Extensions. All costs for extended travel in Italy would be borne by the travelers. These trips would be self-guided. Hotel, rail and rental car reservations for you if enough travelers elect the same extension, e.g., Florence and Venice.
Team Teaching. Since Italian law requires a licensed Italian guide to be with all groups, the teaching team will be Dr. Randall Smith, Doug Greenwold and various Italian guides.
Some of the distinctive aspects of our PBT/CTSP study trip include:
An integrated, thematic, contextual focus.
It is a true learning experience, not a tourist trip.
Three and four star hotels (I’m too old for the dormitory approach!)
Visiting Italy in the “shoulder” seasons of early May often and late September offers ideal conditions in the Mediterranean without crowds.
An ideal trip to Southern Italy is 15% visiting the sites and 85% learning about the sites together with the motifs and themes that “connect the dots” of the sites.
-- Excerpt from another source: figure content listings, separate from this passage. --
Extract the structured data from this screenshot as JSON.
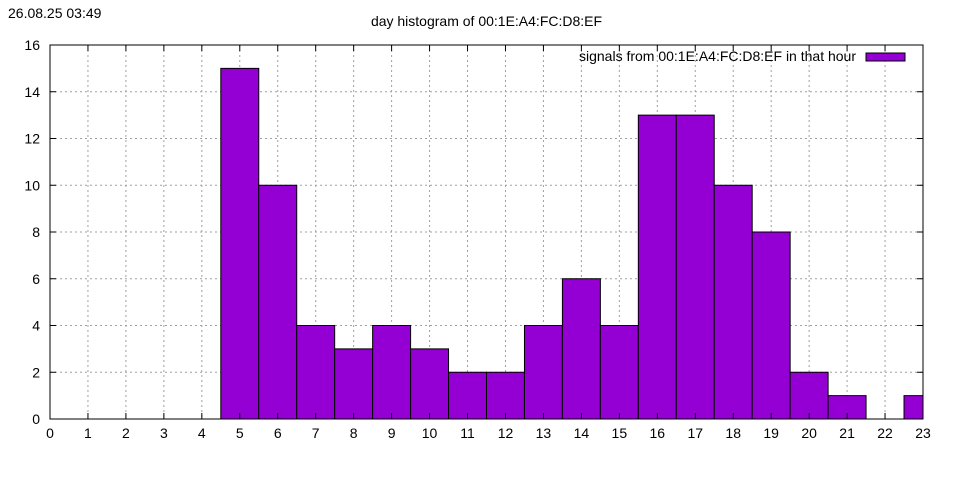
{
  "timestamp": "26.08.25 03:49",
  "chart_data": {
    "type": "bar",
    "title": "day histogram of 00:1E:A4:FC:D8:EF",
    "xlabel": "",
    "ylabel": "",
    "xlim": [
      0,
      23
    ],
    "ylim": [
      0,
      16
    ],
    "x_ticks": [
      "0",
      "1",
      "2",
      "3",
      "4",
      "5",
      "6",
      "7",
      "8",
      "9",
      "10",
      "11",
      "12",
      "13",
      "14",
      "15",
      "16",
      "17",
      "18",
      "19",
      "20",
      "21",
      "22",
      "23"
    ],
    "y_ticks": [
      "0",
      "2",
      "4",
      "6",
      "8",
      "10",
      "12",
      "14",
      "16"
    ],
    "grid": true,
    "legend": "top-right",
    "categories": [
      "0",
      "1",
      "2",
      "3",
      "4",
      "5",
      "6",
      "7",
      "8",
      "9",
      "10",
      "11",
      "12",
      "13",
      "14",
      "15",
      "16",
      "17",
      "18",
      "19",
      "20",
      "21",
      "22",
      "23"
    ],
    "series": [
      {
        "name": "signals from 00:1E:A4:FC:D8:EF in that hour",
        "color": "#9400d3",
        "values": [
          0,
          0,
          0,
          0,
          0,
          15,
          10,
          4,
          3,
          4,
          3,
          2,
          2,
          4,
          6,
          4,
          13,
          13,
          10,
          8,
          2,
          1,
          0,
          1
        ]
      }
    ]
  }
}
We teach with an integrated focus on the historical, cultural, and literary context in such a way that deals not only with the facts, but with their purpose, meaning and implications. l.
Other Items of Interest
The all-inclusive cost of the 2014 Study Program is $4295 per person (double occupancy). A “Land Only” option is available for $3095 (you provide your own air transportation). Each “Land Only” participant is responsible for getting themselves to and from Rome from your departure city. Our Travel Coordinator is available to assist you in making your travel arrangements so that your arrival in Italy is coordinated with the others flying in from the States.
There is a single supplement of $395 for those who desire a (it’s small) single room. We will do our best to match you up with a roommate, but cannot guarantee that we will always be able to make that work.
Registration opens on March 1, 2014 and fees received after July 15, 2014 will be subject to a $100 late fee.
You will be offered the opportunity to buy trip insurance, the price of which will depend on the age of each person/couple. For your information, most people decide to buy it as it provides coverage 1) if you need to cancel for family or personal medical reasons, 2) your flights get delayed or cancelled and you need to rebook at a much higher price, 3) if you need medical attention while in Israel, and 4) if you need to fly back home early for medical reasons. You will be contacted after the receipt of your deposit to explain that program to you. The underwriter of the insurance provides the best coverage is you purchase travel insurance within two weeks of receipt of your payment.
Full payment of the cost of the trip (including any extra hotel days desired either before or after the trip) will need to be paid by the July 15, 2014 full payment deadline. Credit cards can be used subject to adding the VISA/MC processing fee.
This trip will be limited to 35 people, the capacity of our bus (we want it to be personal). Reservations are accepted on a first-come, first-served basis.
While the trip price covers just about everything, it does not include the costs for lunches.
Where possible we encourage people to come to Italy with someone (others) you can share the trip with, e.g., a friend, another couple, others from your small group or church.